Birinci Cumhurbaşkanımız M.Kemal Atatürk’ten başlayarak tüm Cumhurbaşkanlarımız T.B.M.M’nce seçilmiştir.Ve her Cumhurbaşkanlığı seçiminde ciddi sancılar olmuştur.12 Eylül 1980 öncesindeki seçim 115 tur olmuş yine de başarılamamıştır.12 Eylül Anayasası bu durum oluşmasın diye seçim şeklini değiştirmiş salt çoğunlukla seçilebilir hale getirmiş.Ancak 2007 yılında 367 garabeti bunu da ortadan kaldırdığı için Anayasa değişikliğine gidilerek Cumhurbaşkanı seçimi direk halkın seçimi şekline dönüşmüştür.Bu durum ise çok partili parlamenter sistemi kökünden değiştiren bir şekil olmuştur.2014 deki seçim ile de durum fiiliyata dönüşmüş.Devlet yönetiminde halkın oyları ile seçilen iki kurum oluşmuş.Biri çok partili hayata geçtiğimiz 1946 dan bu yana yürütmenin başı olarak başbakan olan parlamenter sistem.İkincisi ise halk oyu ile seçilen Cumhurbaşkanı.

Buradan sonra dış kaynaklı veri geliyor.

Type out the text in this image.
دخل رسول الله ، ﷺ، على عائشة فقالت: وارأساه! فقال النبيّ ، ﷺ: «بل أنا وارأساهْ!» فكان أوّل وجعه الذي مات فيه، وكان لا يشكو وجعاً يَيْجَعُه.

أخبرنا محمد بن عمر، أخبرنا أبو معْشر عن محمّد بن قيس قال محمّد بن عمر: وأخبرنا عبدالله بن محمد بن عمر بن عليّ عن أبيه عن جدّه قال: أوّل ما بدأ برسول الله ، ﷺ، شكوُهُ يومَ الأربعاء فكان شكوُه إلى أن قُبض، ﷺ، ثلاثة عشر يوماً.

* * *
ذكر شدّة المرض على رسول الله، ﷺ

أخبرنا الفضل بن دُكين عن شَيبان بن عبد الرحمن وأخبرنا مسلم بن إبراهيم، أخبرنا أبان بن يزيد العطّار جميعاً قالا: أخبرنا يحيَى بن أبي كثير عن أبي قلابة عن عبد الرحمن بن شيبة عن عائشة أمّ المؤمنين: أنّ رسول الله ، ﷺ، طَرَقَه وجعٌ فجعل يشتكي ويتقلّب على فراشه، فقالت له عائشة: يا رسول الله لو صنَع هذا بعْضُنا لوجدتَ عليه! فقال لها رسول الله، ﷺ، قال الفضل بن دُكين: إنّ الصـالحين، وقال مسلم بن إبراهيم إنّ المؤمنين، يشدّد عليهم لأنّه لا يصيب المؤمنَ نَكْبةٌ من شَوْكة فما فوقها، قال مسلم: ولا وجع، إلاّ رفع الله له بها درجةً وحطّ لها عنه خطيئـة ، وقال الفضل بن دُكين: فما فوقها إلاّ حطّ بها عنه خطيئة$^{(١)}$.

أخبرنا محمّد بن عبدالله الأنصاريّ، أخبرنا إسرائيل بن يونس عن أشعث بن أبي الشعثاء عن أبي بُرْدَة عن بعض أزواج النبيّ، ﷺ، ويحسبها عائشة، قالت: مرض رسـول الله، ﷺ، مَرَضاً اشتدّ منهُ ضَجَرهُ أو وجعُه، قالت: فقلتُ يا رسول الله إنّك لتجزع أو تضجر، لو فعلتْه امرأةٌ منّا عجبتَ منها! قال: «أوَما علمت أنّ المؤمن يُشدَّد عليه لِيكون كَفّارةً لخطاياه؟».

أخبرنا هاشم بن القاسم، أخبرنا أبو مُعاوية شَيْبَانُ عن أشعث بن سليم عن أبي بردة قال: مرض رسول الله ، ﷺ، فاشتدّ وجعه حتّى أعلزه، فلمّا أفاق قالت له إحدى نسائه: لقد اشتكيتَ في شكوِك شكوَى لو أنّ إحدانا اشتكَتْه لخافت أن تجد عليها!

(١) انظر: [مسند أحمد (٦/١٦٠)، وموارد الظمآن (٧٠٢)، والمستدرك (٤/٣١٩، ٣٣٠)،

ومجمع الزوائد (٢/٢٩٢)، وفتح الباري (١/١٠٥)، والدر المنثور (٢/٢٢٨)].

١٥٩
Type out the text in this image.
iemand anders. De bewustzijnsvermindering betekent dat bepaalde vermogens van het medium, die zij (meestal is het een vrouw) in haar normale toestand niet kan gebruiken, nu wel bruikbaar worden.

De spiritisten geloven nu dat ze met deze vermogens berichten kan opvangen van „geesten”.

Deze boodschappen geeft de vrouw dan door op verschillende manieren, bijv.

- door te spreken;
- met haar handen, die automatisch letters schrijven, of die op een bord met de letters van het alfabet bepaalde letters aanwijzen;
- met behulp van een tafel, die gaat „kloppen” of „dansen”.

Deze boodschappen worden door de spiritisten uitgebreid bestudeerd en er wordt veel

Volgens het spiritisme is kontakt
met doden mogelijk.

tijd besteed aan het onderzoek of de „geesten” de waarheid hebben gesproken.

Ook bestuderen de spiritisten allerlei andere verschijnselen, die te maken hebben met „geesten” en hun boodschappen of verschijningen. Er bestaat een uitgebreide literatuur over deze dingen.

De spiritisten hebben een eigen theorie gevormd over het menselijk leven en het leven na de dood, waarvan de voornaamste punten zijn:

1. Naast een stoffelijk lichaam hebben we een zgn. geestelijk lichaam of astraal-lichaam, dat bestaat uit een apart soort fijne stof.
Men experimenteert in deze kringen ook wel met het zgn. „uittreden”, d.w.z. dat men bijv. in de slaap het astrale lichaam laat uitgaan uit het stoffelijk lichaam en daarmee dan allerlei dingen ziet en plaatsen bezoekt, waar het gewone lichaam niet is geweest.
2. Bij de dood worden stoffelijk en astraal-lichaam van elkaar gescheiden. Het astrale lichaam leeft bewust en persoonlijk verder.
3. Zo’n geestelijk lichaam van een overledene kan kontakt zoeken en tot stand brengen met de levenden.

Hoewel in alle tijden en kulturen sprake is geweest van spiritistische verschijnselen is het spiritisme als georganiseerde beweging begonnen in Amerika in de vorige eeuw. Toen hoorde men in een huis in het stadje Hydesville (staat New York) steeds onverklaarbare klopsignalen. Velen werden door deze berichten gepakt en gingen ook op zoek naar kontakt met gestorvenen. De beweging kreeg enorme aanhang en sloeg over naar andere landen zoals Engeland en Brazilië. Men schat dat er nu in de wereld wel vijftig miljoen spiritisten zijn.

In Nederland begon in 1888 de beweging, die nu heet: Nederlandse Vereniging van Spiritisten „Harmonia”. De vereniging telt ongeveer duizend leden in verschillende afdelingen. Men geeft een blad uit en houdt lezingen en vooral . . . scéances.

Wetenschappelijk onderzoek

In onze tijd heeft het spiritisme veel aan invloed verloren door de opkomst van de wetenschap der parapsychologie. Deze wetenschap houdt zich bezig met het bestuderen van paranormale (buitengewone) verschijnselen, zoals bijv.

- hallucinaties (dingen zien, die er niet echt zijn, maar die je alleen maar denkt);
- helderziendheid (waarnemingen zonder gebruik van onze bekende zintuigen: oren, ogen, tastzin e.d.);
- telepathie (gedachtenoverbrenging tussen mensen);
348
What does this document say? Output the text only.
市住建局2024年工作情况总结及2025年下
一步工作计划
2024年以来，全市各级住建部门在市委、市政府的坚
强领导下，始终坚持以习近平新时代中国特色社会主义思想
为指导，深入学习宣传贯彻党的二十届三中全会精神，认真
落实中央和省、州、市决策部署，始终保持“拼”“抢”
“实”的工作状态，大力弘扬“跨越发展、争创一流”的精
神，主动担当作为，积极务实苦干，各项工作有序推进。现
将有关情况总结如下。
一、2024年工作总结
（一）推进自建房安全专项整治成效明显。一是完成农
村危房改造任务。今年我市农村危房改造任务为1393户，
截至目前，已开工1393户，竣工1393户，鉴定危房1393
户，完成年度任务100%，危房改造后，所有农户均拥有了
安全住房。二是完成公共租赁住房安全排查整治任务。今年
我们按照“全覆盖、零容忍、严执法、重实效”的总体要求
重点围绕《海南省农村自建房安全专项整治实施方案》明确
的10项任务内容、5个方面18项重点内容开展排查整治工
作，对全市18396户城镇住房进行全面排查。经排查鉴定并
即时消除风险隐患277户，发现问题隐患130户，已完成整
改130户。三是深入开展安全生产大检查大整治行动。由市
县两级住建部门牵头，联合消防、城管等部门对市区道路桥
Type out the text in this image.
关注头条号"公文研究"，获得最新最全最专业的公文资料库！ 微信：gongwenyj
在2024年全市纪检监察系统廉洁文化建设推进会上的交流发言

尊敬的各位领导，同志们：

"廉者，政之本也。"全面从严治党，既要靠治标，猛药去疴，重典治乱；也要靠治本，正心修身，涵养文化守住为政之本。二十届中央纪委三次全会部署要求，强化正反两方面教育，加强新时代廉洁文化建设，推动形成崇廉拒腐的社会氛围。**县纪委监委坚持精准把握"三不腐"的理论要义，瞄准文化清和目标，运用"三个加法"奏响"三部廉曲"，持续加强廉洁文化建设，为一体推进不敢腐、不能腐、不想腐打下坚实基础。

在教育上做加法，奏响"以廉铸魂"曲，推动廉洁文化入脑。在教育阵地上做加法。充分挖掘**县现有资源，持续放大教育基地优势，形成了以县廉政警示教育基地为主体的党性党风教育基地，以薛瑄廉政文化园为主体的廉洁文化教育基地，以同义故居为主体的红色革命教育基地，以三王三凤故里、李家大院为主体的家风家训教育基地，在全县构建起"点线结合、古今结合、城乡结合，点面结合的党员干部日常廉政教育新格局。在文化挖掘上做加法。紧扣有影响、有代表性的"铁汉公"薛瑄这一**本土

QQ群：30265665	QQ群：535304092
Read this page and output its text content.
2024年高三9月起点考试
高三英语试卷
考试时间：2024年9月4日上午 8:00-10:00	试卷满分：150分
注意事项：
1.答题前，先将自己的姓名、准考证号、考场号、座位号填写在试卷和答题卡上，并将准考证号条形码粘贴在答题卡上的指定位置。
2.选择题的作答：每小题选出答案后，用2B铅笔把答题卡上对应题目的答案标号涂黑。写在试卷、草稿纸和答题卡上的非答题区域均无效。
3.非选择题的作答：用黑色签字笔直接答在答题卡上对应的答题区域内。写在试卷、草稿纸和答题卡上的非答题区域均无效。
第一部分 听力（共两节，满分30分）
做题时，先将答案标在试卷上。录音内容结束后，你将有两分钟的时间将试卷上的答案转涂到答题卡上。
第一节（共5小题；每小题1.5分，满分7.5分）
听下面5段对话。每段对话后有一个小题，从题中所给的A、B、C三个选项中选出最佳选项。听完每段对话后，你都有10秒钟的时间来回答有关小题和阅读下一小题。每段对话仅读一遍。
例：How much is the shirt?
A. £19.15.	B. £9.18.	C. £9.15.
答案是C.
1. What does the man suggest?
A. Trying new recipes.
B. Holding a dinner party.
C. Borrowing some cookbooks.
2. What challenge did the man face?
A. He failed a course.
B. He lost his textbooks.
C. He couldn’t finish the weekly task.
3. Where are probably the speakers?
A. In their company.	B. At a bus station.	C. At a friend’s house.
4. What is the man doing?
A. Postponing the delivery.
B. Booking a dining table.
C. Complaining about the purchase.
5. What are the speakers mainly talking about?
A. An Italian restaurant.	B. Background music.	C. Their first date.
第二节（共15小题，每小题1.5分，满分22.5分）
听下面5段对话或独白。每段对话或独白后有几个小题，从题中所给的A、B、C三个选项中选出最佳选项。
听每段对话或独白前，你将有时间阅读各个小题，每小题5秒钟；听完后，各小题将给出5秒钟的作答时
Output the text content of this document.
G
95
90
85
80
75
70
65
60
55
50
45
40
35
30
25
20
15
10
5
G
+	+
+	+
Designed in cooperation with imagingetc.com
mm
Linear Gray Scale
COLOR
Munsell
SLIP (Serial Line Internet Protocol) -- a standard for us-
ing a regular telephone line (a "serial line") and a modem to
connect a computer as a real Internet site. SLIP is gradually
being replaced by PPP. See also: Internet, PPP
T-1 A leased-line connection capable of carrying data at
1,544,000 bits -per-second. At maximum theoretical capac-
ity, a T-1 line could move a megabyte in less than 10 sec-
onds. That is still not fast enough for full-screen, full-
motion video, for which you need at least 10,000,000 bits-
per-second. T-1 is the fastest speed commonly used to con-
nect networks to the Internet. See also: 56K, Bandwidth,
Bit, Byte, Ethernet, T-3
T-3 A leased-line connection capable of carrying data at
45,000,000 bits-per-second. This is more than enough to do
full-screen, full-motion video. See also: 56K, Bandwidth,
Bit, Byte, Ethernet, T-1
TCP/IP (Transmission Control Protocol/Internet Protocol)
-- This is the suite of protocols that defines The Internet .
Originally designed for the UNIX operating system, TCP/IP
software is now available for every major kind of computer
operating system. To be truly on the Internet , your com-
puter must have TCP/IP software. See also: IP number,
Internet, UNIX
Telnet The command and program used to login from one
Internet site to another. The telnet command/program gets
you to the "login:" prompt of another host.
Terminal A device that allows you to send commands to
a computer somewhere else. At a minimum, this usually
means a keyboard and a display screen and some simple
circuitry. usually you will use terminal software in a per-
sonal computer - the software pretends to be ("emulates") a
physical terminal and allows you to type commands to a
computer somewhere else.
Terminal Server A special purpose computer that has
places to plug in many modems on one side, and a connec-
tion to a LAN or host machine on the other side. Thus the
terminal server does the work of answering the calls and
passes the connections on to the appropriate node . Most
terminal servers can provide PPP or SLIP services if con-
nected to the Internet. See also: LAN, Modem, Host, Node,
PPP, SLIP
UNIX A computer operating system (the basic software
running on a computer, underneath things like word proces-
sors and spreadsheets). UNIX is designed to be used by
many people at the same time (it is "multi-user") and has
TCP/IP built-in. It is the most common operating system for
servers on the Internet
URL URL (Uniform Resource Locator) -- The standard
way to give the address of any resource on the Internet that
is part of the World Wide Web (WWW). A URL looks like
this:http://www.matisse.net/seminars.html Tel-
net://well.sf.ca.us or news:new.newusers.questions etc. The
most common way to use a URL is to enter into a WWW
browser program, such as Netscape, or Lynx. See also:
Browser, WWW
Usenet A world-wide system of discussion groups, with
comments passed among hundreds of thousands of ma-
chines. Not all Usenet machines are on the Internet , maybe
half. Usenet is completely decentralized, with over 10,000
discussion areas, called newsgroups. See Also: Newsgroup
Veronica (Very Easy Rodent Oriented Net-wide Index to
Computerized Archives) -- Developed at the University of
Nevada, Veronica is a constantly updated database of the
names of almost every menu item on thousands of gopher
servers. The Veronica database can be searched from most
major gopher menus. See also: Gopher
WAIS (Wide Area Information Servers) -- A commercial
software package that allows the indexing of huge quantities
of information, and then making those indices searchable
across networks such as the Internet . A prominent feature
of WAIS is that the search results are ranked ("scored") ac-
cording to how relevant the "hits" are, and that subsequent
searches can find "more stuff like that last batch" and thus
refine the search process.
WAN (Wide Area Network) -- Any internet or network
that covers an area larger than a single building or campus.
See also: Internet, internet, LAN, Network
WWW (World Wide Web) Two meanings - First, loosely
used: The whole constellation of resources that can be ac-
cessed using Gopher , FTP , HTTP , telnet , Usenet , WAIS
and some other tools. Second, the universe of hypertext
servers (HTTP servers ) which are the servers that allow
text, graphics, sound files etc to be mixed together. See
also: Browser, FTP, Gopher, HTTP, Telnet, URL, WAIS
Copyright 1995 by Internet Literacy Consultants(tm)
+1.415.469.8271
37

Başbakanlığın uygulanış şeklini 50 seneyi geçkin bir süredir devam eden şekliyle biliyoruz.Ama cumhurbaşkanlığını bilmiyoruz.Çünkü 1946-50-54-57 seçimlerinde kazanan partinin genel başkanı partisinden resmi olarak ayrılıp Cumhurbaşkanı seçilmiş.1960 Anayasasında ise görev süresi 7 yıla çıkartılarak genel seçimlerden ayrıştırılmış.1960 sonrası ise Cumhurbaşkanları asker kökenli olmuş.Ta ki rahmetli Turgut Özal a kadar.2007 yılında ise Sn.Abdullah Gül’ü seçtirmemek için her türlü baskı uygulanmış son olarak 367 garabetine geçit veren ANAYASA MAHKEMESİ seçimi kilitlemiştir.Bu kiliti MİLLETİN EGEMENLİĞİ açmıştır.
Bu gün yaşanılan tartışmaların olacağını 2007 den beri herkesin bilmesine rağmen ciddi bir çalışma-tartışma yapılmamış.Ne zamanki iş fiiliyata döndü tartışmalar alevlendi.Bu günü “SENİ BAŞKAN YAPTIRMAYACAĞIZ ,KAN DÖKÜLMEDEN YAPAMAZSINIZ “ diyenler 2007 yılında 367 garabetini ANAYASA MAHKEMESİ ret ederse ülke kaosa sürüklenir diyenler aynı zihniyeti taşıyanlar olmuştur.Halbuki 2007 de 367 garabeti için tepki koysalardı bu günkü tartışmalar hiç olmayacaktı.Büyük bir ihtimal ile Cumhurbaşkanımız Sn.Recep Tayyip ERDOĞAN AK PARTİ nin başında ve başbakan olarak devam edecekti.Bu günkü durumla mücadele edenlerin muhatabı AK PARTİ ve CUMHURBAŞKANI değildir.Muhatapları 367 garabetine onay verenlerdir.